Friday, August 10, 2018

Reprises of evasions and obfuscations of the past

In National Review, James Rosen writes about a book written by Ben Rhodes, the man in the Obama White House
charged with overseeing all communications relating to foreign policy and national security.
The book is entitled,
The World as It Is: A Memoir of the Obama White House. Rhodes’s recollection is smart and funny, poignant and biting, anxious and depressed: the richest firsthand account of Obama the man yet in print, an early landmark in the historical literature of his presidency. Having previously earned an MFA from New York University, Rhodes sketches the men and women who surrounded Obama, at home and on the world stage, with a novelist’s eye for physical de­scription and comic detail.

...Yet however successful Rhodes’s book is as literature, it cannot be taken at face value as history. The World as It hardly presents the truth as it is, or as it was during the events depicted; as in all political memoirs, the primary objective is a mix of vindication and absolution. Readers who followed the news in the Obama era will accordingly recognize the themes and elaborations in these pages as rehashes of familiar talking points, the elisions and omissions as reprises of evasions and obfuscations past.

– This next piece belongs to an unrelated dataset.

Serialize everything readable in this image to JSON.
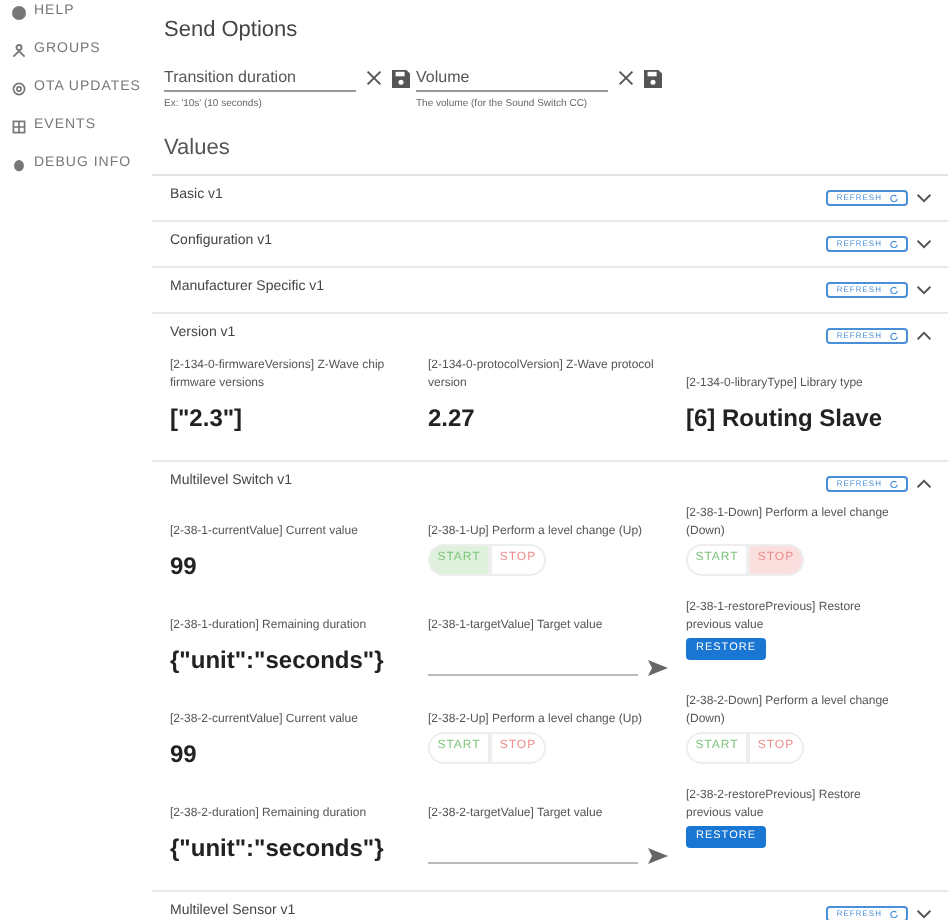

...The fragility of reality emerges as a central theme. Rhodes writes often of the “intangible” ways in which things occur, or in which he perceives them (“the one thing I never lost faith in was the confidence that I was part of something that was right in some intangible way”). Invariably he sees a duality in politics and truth, a chasm between U.S. opinion and foreign sentiment; “absurd,” “absurdity,” and “absurdities” arise on practically every other page.